# Why would creme brulee not freeze hard?



## annieskitchen (Sep 18, 2015)

Yesterday evening I lined a muffin tin with paper liners and filled each cup three-quarters of the capacity with creme brulee mixture.

I expected to find them frozen solid this morning, but they are still creamy.

There is nothing wrong with my freezer and the other foods are frozen solid.

Any idea why they would not freeze hard?

The ingredients are:

eggs

heavy cream

erythritol (natural sweetener)

stevia glycerite

vanilla

and topping made of:

butter

almonds

erythritol

stevia glycerite

Doesn't dairy freeze ok? I have cheesecake in the freezer with basically the same ingredients and they are frozen solid.

I am stumped. Please help.


----------



## phatch (Mar 29, 2002)

Sugars and alcohol will prevent solid freezing depending how much is present in the mix. Part of why they're used in ice cream. And your erythritol is a sugar alcohol as is the glycerol your stevia is extracted in.

You're probably going to have weeping problems as well if you do get it to freeze and then thaw it. Freezing will disrupt the protien web holding the creme brulee together.


----------



## annieskitchen (Sep 18, 2015)

I found that the refrigerator control setting had somehow been turned to the lowest setting. After adjusting, the creme brulee is hard.

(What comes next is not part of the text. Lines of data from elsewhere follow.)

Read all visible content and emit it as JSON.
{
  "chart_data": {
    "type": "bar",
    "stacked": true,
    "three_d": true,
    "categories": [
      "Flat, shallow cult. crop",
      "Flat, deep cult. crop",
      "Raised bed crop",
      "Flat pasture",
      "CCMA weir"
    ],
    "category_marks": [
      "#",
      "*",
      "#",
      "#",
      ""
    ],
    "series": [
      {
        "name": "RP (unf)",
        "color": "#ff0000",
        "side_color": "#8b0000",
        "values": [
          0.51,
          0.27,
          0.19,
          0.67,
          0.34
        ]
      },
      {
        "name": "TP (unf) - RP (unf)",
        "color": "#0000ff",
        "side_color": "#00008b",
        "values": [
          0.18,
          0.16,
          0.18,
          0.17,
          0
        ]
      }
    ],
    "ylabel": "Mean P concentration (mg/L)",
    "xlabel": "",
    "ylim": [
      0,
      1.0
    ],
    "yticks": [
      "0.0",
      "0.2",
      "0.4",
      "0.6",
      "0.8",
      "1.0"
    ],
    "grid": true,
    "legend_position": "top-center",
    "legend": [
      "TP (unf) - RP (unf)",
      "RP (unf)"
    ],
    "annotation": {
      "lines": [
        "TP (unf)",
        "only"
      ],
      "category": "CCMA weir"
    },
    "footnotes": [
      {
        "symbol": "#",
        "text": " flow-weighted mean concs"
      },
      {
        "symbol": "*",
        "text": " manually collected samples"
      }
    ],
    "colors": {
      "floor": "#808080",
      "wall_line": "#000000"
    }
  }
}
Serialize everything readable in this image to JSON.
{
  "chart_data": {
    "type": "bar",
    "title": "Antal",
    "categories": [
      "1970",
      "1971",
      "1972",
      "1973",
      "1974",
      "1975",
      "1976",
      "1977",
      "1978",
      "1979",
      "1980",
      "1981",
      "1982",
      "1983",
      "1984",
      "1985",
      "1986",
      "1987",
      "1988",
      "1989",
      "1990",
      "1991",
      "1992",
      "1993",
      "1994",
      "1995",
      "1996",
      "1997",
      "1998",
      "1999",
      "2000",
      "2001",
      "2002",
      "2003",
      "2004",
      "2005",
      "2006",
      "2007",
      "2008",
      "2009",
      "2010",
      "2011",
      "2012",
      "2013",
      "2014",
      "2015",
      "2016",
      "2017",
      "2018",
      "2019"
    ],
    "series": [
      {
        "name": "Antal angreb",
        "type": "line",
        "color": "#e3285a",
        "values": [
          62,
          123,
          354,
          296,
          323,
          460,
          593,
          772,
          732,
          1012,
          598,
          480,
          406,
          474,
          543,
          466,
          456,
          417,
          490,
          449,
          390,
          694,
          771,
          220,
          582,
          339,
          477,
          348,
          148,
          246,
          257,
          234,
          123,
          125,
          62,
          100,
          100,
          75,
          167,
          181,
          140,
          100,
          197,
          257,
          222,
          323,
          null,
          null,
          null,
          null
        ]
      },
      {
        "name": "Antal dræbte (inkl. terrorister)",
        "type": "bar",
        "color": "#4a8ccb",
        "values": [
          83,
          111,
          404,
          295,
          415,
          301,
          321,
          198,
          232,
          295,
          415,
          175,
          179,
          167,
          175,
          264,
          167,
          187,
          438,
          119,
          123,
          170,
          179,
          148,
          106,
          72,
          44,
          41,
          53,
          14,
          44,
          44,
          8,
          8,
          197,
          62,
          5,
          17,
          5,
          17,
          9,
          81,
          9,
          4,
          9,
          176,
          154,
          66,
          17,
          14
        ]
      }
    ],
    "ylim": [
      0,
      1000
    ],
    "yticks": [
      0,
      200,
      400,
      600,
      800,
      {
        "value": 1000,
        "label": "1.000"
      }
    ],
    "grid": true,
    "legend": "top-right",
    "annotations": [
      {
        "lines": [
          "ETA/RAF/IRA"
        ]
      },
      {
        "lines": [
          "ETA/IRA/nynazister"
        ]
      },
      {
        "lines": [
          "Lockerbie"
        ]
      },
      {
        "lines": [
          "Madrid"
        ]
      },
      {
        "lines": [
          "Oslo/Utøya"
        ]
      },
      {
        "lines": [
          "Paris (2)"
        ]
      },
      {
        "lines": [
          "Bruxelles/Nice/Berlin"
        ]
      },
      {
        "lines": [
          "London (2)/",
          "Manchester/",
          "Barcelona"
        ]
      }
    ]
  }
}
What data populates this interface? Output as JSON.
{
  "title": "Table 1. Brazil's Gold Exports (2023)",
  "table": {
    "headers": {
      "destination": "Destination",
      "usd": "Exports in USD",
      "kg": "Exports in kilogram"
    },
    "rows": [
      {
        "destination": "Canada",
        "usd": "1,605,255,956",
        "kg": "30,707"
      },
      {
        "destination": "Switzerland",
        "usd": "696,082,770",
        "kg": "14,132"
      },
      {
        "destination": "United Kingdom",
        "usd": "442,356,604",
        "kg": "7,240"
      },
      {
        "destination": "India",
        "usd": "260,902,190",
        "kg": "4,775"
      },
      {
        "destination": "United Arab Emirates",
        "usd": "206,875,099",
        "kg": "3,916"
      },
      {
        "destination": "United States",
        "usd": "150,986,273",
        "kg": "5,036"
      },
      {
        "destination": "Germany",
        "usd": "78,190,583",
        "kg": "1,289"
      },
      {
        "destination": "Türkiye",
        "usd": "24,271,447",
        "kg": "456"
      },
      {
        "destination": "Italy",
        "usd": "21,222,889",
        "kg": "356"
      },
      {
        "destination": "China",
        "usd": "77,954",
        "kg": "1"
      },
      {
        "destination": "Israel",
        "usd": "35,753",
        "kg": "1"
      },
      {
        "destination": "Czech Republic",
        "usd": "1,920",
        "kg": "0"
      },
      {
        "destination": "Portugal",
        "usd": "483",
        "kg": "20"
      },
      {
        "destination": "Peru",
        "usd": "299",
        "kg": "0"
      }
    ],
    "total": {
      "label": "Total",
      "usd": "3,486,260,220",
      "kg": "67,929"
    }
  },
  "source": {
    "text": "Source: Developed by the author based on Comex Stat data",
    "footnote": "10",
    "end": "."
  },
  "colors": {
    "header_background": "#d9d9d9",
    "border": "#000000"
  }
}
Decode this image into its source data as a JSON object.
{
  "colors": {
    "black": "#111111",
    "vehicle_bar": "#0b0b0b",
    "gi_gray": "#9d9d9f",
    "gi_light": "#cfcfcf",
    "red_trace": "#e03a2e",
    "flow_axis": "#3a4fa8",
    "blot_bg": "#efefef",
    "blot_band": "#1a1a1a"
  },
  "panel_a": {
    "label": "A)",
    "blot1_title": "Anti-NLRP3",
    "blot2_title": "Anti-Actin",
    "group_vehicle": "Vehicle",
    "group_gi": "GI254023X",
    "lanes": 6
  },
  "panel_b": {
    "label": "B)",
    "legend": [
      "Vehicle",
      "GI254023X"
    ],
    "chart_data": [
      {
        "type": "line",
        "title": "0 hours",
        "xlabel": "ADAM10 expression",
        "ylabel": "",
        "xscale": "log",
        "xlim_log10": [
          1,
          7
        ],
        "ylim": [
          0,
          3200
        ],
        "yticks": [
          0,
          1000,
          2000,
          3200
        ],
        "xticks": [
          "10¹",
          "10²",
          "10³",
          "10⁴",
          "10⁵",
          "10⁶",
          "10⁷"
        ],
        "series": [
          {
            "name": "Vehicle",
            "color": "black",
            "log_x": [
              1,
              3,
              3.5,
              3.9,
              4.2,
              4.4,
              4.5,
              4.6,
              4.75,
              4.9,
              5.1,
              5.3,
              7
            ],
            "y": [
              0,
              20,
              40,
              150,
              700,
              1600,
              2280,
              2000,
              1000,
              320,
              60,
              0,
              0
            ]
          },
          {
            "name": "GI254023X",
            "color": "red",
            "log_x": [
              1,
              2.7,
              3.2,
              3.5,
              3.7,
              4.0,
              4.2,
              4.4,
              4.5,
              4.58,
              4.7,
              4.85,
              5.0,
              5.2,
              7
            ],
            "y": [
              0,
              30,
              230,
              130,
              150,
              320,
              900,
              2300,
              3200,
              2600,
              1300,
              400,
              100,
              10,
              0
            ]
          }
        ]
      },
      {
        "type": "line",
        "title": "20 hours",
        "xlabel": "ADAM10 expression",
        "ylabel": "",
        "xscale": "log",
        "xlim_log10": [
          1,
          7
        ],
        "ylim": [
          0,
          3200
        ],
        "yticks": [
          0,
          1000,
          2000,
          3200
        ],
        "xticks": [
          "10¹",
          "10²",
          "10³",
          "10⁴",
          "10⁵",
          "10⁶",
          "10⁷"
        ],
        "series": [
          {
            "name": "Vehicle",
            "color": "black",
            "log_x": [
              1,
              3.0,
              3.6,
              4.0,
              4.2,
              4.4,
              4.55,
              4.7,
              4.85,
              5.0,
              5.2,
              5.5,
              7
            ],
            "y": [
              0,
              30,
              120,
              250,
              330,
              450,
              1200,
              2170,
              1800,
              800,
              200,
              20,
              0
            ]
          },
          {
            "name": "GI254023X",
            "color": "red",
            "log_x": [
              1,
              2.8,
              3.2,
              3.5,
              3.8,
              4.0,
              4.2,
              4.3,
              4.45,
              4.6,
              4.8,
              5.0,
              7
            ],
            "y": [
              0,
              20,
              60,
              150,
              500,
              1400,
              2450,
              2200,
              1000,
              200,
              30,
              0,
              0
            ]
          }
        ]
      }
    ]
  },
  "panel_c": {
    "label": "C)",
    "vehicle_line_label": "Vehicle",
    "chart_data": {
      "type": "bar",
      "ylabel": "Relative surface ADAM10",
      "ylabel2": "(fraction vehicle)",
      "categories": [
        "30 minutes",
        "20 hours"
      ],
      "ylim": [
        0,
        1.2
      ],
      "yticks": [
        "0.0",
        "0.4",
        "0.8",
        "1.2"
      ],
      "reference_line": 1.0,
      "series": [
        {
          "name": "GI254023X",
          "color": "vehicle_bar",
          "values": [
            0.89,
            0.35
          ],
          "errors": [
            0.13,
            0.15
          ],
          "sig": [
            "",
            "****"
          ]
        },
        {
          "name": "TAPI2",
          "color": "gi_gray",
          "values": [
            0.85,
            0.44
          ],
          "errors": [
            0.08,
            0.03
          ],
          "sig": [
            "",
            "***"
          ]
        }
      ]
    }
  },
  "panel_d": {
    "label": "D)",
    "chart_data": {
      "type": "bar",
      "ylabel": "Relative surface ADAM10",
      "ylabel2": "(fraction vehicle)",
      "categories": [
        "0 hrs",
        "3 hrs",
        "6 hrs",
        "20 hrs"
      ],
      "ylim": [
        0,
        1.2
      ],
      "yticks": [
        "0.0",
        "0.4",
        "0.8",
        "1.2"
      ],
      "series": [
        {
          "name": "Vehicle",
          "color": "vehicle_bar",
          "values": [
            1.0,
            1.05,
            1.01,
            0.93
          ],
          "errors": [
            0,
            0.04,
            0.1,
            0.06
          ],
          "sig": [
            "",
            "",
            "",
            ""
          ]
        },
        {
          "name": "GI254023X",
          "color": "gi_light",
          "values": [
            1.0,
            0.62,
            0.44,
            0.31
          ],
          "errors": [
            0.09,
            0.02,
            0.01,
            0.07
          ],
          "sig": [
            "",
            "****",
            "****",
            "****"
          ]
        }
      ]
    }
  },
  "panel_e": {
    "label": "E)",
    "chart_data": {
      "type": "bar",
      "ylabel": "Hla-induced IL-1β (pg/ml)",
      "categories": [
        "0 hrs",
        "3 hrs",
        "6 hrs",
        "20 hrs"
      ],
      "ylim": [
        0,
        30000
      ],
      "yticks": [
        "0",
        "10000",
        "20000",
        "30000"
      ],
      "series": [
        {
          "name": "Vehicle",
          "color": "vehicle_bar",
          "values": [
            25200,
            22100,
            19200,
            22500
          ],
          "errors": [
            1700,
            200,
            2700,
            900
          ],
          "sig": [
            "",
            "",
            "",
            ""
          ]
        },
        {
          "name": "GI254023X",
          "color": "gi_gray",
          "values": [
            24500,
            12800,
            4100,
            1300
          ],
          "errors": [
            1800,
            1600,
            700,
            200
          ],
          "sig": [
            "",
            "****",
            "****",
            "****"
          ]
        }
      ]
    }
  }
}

But I will watch them when defrosting to see if there is a deterioration in quality.


----------



## annieskitchen (Sep 18, 2015)

Well, it didn't freeze hard. A portion from a previous batch had frozen hard but the latest batch was still soft. Apparently I used a different amount of erythritol between the batches.

SO

In the soft "unfrozen" state, is creme brulee preserved (assumed to be frozen) the same as a hard-frozen item would be? Will it perish as though it was not in the freezer?


----------



## phatch (Mar 29, 2002)

To my knowledge, the temperature provides the protection, not being frozen hard.  Though there are some physical protective features of being frozen hard too. Doesn't spill for example.


----------